In a social work context, secondary trauma can occur by being directly or indirectly exposed to death or threatened death, actual or threatened serious injury, actual or threatened sexual violence by direct exposure, witnessing in person as well as being exposed to repeated/extreme adverse details of events in the course of professional duties.
The impact of such trauma can potentially lead to negative coping strategies, both with yourself and externally with those you work with, increased sickness levels or even a change in career.
Wiltshire Council acknowledged the concerns and risks of such trauma and we set about finding a response.
We discovered the work of Professor Neil Greenberg who has worked for over twenty years with military personnel as a psychiatrist and researcher. He, along with a team, developed a support the military, in the first instance, and gradually its reach has expanded to other organisations, from blue light services, such as the police and fire service, to the NHS and now social work/care.
One aspect of the approach I liked was the long research history which gave us confidence. I believed the straightforward process could translate into social work, it seemed flexible with little bureaucracy and avoided a medical model, and it prioritised confidentiality. Furthermore, it is non-hierarchical. I believed we could get over potential barriers of staff trust and sustaining the support with these facets.
Initially eight staff, with two trained as coordinators, undertook the training via March on Stress and we started live September 2021. Practitioners in both adult and children’s services were selected as practitioners based upon certain key qualities and priorities, which included:
- diversity,
- professionalism,
- confidentiality,
- non-hierarchical in nature.
The Trauma Risk Management (TRiM) process involves using a structured template which has a scoring system. This enables the Trimmer (the person facilitating the TRiM process) to be able to assess wellbeing over a period of a month. There is an initial one-hour session followed by a check-in and a month follow up. The point scoring is used to highlight potential areas of trauma.
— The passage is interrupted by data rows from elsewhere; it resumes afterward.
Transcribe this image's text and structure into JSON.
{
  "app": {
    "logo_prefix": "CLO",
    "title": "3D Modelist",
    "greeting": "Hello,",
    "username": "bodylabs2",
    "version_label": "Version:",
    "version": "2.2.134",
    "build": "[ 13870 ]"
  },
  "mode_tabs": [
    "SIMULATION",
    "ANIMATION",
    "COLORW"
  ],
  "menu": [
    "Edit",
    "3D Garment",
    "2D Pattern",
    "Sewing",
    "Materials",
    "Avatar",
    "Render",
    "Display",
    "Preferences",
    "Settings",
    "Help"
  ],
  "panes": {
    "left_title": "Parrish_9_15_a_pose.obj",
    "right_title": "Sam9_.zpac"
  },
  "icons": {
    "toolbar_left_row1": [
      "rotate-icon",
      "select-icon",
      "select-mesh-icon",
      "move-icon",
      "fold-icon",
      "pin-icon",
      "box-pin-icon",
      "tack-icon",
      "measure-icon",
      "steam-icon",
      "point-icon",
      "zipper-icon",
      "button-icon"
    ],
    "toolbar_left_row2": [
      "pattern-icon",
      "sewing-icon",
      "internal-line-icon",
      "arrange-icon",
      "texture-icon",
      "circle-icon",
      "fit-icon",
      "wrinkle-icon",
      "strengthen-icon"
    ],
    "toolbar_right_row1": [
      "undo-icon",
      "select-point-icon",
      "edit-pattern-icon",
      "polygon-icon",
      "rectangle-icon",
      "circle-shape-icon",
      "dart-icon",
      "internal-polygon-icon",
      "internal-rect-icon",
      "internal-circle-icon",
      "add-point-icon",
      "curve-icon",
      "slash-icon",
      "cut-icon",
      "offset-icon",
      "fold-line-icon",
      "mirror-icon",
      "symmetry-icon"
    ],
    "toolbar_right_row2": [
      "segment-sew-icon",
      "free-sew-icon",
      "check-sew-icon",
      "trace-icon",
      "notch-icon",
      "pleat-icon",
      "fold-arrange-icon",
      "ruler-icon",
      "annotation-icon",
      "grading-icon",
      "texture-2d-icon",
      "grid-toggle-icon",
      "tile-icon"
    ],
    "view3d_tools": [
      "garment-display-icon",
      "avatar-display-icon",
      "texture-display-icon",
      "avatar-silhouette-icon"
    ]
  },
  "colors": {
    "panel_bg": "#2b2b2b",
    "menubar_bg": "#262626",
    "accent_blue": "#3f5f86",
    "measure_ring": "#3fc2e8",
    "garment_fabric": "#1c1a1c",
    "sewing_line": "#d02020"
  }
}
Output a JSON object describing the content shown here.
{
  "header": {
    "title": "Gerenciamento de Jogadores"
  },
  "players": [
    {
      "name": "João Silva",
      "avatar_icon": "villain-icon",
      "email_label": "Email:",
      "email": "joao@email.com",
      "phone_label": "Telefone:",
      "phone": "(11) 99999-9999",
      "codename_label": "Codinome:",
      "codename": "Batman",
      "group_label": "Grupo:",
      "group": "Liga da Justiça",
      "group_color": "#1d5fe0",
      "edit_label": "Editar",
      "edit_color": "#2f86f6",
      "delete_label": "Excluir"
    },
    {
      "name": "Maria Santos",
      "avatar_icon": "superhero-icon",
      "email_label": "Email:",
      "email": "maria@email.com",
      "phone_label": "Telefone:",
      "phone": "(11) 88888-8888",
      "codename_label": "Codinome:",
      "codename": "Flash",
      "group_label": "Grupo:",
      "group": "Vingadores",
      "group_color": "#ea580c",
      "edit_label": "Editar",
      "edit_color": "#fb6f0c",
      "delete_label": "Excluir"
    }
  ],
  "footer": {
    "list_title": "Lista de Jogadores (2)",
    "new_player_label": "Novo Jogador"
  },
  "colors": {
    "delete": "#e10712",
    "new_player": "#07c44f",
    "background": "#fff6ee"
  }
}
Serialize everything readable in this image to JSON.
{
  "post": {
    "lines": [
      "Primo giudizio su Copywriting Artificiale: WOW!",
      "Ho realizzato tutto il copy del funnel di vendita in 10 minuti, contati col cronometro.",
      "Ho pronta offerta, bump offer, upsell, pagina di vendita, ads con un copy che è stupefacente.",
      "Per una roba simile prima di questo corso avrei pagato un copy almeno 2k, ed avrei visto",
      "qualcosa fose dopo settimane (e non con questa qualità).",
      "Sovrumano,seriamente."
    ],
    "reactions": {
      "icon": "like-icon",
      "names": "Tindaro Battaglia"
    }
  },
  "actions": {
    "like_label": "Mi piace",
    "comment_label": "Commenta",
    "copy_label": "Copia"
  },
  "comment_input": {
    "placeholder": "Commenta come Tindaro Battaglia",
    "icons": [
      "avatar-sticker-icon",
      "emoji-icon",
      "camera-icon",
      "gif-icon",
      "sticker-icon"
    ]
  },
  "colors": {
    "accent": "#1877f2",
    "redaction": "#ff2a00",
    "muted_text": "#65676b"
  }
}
We are aware that staff might not seek help after being exposed to a traumatic event for many reasons, such as fear of being perceived as weak by managers, effects on promotional prospects, and losing the trust of peers.
Mindful of potential barriers, we were committed to a simple process for staff to access an internal service confidentially with no paperwork, and which intentionally avoided medical terms such as referral; we prefer request. Our priority was ensuring that staff could be confident that the service is non-judgemental.
Non-hierarchy took away any potential messages of staff being perceived as weak or underperforming – we wanted to normalise the idea that sometimes finding events at work difficult and challenging is a normal response to our work.
We promoted the service initially in team meetings and staff forums. TRiM is mentioned in all inductions, in our supervision templates and at team meetings. We are finding that word of mouth has been an effective way to embed the service.
Roll on a year or so, we are pleased how TRiM has developed. As well as Council initiatives to support staff’s wellbeing, TRiM is offered to practitioners, our business support, and our foster carers. We have found the overarching theme for a TRiM request is bereavement – in its widest context; this can be a family breakdown, a child’s home break down, as well as death.
Feedback from staff includes:
A unique private space.
You really did create a safe space where I felt comfortable.
TRiM is a fantastic service, having used it myself.
A Trimmer said of the service:
It is so natural, the process. You can support others with no papers or faff. The risk just flows, comes out, like a natural flow.
In terms of where we go next, we are looking towards developing TRiM across the whole council, promoting TRiM across the South West and our teaching partnership local authorities.
TRiM has helped us to acknowledge that this work is incredibly emotionally challenging. Having access to this support decreases mindsets of apathy and poor locus of control.
From a Wiltshire perspective, this support has brought wellbeing into open discussion; whilst the support is confidential, practitioners are often happy to say they have received this support which has the impact of staff feeling able to talk openly about their wellbeing.
We hope that by using the TRiM process, we can continue to support wellbeing and resilience, and reduce the impact of secondary trauma on social work colleagues across the organisation.